The point: I am proud to invite you to enjoy our new product, Predixion Insight. It is a cloud-based predictive analytics service that can be accessed from Excel 2007 or 2010 (32 or 64 bit) and allows you to perform advanced analytics on your Excel or PowerPivot data. To install the Predixion Insight client, just go to https://www.predixionsoftware.com/products , download Predixion Insight for Excel and subscribe to our Free Beta Trial.
The rest of this post is just me bragging about how cool Predixion Insight is and how one can have fun with it.
A few years ago, I was working with my adviser on a paper trying to offer biochemists a predictive tool for the bioactivity of HIV-1 protease inhibitors. I am a bit ashamed to admit this, but to this day an “HIV-1 protease inhibitor” is, for me (just like the day I first met one), mainly a vector of 4 numbers in one dataset and 25 numbers in another.
In analyzing those datasets, I used a few different tools, including the Microsoft data mining add-ins. Excel, empowered by the data mining add-ins, was by far the best data playground for me at the time (naturally, no trace of bias here!). What made this experience memorable is that, after working as a developer on those add-ins for a few years, I was using them as a user and not for a test or demo nor on a customer’s dataset.
Today, I played a bit with those datasets and tried to replicate that work using Excel 2010, PowerPivot and Predixion Insight. I tried to use the combo as a real user, not as a developer, and see how I can solve a specific problem.
Here are a few things that marked the experience. I will try to blog about each individual feature in more detail in the upcoming weeks, so here is just an enumeration
- Asynchronous task execution. I can launch a task (say, a neural network processing task) and then, while the clouds are crunching the 25-dimensional protease inhibitors, I can schedule additional tasks or use excel. Even better, the processing results are cached in the cloud and available for retrieval when the job completes, from wherever I log in. Naturally, result sets can be retrieved multiple times
- Power Pivot integration: on one hand, it is nice to know that you can analyze more than 1M rows. However, I found sampling pretty useful in solving this issue, at least for modeling. I found more interesting the fact that I can synthesize very rich datasets using power pivot. Some things are just native there (cross table RELATED calls, aggregations). Others are added by Predixion Insight (outlier and missing values handling, binning of numeric data). All these transformations are wonderfully refreshable and can be nicely applied to new data.

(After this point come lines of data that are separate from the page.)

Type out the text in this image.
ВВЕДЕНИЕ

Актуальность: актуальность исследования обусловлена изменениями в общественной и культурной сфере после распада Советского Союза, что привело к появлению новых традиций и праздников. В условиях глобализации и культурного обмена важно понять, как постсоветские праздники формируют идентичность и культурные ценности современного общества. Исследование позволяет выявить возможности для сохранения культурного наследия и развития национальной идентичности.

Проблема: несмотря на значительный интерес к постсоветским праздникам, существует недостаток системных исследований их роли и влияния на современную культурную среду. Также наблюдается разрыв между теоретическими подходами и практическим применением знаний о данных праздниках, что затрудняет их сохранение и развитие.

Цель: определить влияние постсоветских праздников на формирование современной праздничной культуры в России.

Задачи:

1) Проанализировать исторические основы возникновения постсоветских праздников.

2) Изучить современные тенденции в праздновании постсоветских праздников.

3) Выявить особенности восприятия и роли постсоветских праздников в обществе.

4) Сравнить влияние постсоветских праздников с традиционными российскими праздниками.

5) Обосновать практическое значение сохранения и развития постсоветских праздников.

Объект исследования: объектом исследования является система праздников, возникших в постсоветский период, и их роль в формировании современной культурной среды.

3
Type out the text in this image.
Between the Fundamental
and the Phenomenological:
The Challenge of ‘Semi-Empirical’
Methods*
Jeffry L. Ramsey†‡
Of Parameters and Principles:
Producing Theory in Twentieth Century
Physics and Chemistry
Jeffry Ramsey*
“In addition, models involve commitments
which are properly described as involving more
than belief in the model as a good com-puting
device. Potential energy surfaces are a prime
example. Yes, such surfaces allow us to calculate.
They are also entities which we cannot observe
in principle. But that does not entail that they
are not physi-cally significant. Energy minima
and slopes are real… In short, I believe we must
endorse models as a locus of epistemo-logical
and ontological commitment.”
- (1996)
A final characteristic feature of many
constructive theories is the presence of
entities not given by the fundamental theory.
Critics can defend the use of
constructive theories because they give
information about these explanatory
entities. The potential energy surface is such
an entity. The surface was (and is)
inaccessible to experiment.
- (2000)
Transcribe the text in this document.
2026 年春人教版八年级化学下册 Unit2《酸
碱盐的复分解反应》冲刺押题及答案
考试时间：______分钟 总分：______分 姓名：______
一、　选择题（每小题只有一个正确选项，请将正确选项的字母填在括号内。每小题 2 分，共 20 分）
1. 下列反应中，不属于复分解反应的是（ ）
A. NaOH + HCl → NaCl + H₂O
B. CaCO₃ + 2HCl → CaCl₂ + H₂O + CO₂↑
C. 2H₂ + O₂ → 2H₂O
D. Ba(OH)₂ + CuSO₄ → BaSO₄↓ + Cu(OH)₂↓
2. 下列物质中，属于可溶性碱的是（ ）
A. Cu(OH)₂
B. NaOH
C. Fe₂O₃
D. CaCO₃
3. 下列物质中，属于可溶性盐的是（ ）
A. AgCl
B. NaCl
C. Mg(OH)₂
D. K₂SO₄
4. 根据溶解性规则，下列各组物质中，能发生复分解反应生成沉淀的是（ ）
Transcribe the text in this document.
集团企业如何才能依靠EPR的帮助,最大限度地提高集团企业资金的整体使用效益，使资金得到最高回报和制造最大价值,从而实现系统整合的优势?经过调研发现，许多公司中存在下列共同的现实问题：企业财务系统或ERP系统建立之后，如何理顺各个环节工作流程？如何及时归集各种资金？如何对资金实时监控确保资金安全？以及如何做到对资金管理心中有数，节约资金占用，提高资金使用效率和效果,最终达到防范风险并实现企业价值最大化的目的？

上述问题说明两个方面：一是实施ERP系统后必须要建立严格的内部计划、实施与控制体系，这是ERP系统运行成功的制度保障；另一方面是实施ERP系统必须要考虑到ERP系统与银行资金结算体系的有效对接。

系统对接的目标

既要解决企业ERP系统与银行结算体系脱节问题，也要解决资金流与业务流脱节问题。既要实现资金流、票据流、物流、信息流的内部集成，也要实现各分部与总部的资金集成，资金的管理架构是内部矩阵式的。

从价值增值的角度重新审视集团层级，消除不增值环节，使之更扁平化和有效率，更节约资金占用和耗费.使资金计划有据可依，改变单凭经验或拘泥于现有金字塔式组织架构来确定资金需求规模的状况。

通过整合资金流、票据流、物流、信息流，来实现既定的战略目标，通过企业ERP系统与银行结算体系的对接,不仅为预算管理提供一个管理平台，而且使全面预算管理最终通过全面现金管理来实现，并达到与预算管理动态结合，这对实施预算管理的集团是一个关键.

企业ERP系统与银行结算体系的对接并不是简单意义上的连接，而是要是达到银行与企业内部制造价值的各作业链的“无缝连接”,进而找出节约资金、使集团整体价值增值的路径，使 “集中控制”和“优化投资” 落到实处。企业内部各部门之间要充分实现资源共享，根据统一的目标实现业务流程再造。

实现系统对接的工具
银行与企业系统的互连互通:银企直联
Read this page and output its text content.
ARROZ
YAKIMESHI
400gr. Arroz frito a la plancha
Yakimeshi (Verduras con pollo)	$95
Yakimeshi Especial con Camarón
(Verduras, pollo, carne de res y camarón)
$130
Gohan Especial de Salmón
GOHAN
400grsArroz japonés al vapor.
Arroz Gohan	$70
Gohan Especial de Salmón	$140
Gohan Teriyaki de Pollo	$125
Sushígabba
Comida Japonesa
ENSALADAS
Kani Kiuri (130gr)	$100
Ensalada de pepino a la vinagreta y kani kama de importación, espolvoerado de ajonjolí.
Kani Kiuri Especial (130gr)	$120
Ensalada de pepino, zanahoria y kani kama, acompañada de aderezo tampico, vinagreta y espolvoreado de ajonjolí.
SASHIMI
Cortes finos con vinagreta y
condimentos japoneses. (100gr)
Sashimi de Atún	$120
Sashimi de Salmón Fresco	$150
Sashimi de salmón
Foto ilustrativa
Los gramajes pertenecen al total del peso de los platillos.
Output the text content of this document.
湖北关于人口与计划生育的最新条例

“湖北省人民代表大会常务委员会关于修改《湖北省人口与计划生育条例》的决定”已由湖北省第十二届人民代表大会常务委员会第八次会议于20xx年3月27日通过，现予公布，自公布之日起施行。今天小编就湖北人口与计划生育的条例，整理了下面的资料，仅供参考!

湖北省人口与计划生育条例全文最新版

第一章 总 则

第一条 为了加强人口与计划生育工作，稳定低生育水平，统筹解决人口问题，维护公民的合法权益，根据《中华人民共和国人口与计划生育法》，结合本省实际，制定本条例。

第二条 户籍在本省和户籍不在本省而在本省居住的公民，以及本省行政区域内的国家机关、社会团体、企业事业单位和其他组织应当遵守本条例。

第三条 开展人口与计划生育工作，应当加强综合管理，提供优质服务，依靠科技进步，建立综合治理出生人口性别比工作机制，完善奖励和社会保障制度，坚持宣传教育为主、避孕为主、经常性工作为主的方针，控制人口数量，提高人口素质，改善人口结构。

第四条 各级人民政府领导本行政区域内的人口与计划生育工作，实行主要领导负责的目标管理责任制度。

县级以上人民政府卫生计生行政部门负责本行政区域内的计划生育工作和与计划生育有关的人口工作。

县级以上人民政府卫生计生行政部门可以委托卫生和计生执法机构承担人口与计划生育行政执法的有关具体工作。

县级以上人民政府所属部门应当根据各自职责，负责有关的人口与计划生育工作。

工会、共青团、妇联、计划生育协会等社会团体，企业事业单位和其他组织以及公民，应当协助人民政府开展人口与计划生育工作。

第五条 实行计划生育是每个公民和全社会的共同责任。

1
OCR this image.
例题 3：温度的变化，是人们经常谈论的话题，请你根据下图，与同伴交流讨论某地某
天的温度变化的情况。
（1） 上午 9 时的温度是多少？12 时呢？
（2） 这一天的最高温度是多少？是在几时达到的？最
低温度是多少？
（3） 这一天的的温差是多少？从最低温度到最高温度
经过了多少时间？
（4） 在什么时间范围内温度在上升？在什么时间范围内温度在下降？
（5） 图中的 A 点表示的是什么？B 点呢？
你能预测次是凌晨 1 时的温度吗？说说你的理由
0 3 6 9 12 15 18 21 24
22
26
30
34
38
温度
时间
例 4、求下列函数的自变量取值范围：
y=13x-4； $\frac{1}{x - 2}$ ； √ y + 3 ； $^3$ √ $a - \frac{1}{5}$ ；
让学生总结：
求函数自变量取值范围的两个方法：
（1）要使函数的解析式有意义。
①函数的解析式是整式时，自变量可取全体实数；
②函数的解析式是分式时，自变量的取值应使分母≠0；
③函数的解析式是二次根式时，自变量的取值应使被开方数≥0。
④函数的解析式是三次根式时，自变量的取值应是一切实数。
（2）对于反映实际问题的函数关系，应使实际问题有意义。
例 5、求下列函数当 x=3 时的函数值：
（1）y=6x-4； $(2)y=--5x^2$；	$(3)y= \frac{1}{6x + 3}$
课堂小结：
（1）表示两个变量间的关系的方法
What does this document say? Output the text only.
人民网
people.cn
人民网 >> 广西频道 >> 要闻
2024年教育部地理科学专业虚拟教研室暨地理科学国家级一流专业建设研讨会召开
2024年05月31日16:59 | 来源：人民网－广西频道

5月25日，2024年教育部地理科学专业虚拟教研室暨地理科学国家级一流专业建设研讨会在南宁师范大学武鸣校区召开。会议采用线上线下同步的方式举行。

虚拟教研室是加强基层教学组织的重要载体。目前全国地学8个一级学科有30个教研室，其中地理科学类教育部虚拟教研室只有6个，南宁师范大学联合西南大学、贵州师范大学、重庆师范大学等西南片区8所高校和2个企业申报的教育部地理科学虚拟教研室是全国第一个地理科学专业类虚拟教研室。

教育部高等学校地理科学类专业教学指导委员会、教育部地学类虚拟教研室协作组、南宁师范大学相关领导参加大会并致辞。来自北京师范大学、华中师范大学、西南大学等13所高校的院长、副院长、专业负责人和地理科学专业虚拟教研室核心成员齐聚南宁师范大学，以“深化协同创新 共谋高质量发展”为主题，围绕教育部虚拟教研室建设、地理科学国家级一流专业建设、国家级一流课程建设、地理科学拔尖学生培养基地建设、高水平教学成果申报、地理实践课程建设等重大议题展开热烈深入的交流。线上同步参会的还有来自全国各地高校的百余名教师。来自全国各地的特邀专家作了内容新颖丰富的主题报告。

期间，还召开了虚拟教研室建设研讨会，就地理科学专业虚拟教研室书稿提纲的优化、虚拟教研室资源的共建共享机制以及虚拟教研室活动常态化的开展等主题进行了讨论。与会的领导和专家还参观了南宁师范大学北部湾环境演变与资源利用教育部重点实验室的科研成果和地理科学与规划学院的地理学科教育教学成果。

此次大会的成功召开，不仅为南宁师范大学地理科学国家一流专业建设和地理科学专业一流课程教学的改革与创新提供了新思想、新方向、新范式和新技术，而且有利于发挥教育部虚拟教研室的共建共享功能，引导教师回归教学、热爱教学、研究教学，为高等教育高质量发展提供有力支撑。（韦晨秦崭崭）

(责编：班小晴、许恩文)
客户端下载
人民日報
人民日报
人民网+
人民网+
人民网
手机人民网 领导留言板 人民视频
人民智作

- Visual Macros: these are executable reports generated by Predixion Insight for Excel, reports which make repetitive tasks much easier. In brief, after going through a wizard, such as specifying which of 25 input columns should be used in a regression model, a script is generated, script which can be modified and re-executed. Also, multiple such scripts can be chained on the same worksheet and executed as a package. This way , creating 5 regression models on the same 25 columns, with different algorithm parameters, stops being boring. These macros can be used for queries as well and I intend to show some Visual Macros based application worksheets in a future post
Add the fact that I ran the experiments on a tiny laptop running just Office and you’ll see why the 2010 version of the Excel-based advanced analytics tools is my new preferred data playground. Hence, the point at the beginning of this post. Enjoy!